The skills of thinking immediate-term, short-term, mid-term, and long-term need to be taught to your students. Just like you do for your job in classroom planning. Here are a few suggestions for how to teach these skills. All of these can easily be done in the waning days of your school year or at the beginning of next year.
- Talk to your class. Normally, I am an avid opponent of lecturing, but this might be the right time and place for it. Explain to your students after they become comfortable with their new job’s duties they need to think about the future. They need to be successful at the next meal or service where they are working, but they also need to think about future jobs. Emphasize the reasons behind this, as discussed above. Talk about what you do as a teacher to work in multiple time frames at the same time.
- Role play. Have your students divide up with half playing a manager who is trying to mentor a neophyte employee on why they should consider the big picture. The manager can talk about maintaining safety, consistently keeping the quality standard, and making sure the food quantity is steady. They can also talk about how the employee needs to make sure they are producing the expected number of plates, seating the right number of people, washing as many pots, or serving the correct number of guests. Have the manager discuss how they want to promote the employee and what skills are to be mastered before promotion.
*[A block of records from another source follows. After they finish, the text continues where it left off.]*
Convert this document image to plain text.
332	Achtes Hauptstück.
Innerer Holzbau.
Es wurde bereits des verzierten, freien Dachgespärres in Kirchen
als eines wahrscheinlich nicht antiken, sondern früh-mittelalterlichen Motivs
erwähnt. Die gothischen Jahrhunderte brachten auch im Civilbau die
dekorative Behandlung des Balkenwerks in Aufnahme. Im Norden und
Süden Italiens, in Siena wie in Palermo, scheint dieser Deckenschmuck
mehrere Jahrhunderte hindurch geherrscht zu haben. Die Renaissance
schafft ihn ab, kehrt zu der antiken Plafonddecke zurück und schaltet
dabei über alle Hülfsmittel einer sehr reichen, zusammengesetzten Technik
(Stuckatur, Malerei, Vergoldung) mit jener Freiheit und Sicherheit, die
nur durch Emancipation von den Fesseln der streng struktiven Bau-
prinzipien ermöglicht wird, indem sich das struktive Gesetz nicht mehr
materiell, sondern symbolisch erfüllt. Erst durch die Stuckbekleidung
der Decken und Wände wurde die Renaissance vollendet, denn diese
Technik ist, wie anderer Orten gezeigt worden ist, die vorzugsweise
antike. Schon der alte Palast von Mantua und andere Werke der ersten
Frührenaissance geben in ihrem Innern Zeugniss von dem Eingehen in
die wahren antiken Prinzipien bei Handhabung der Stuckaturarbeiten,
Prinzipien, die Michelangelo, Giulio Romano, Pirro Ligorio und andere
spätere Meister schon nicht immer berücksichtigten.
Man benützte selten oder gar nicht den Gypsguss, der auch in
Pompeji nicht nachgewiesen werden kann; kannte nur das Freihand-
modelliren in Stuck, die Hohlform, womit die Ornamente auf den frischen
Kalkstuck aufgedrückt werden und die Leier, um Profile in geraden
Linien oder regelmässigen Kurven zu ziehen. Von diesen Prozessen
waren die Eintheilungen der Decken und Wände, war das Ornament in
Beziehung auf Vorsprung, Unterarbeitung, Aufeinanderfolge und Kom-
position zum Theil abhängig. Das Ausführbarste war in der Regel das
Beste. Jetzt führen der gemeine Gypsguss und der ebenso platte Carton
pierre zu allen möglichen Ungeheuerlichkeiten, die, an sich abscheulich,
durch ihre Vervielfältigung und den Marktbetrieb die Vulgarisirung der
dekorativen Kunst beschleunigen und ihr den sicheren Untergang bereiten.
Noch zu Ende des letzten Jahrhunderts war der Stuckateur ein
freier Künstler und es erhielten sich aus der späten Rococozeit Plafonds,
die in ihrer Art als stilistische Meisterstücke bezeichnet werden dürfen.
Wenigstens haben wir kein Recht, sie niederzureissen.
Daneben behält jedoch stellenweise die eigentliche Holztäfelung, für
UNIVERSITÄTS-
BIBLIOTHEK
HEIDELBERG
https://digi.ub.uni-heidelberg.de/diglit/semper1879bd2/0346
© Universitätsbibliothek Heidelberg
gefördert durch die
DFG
Of course, for role playing to work you need to switch roles. I recommend your students change their role-playing partners too so they just don’t parrot each other. - Guest speakers. Ask a graduate who has successfully moved up the hospitality ladder to come and speak on the subject. If no graduates are available, then find someone from the industry, either BOH or FOH, who will do this.
I am sure you have more ideas. The important thing is you don’t leave it to chance. Set your students up for success. Teaching beyond the next meal and service is a key part of that. If your school year has ended, then here is a chance to personally practice working on multi-time frames at one time. Incorporate this into your lesson plan now, for teaching next school year
Adam Weiner, JD, CFSE, has been a culinary instructor in the San Francisco Bay Area for more than 17 years.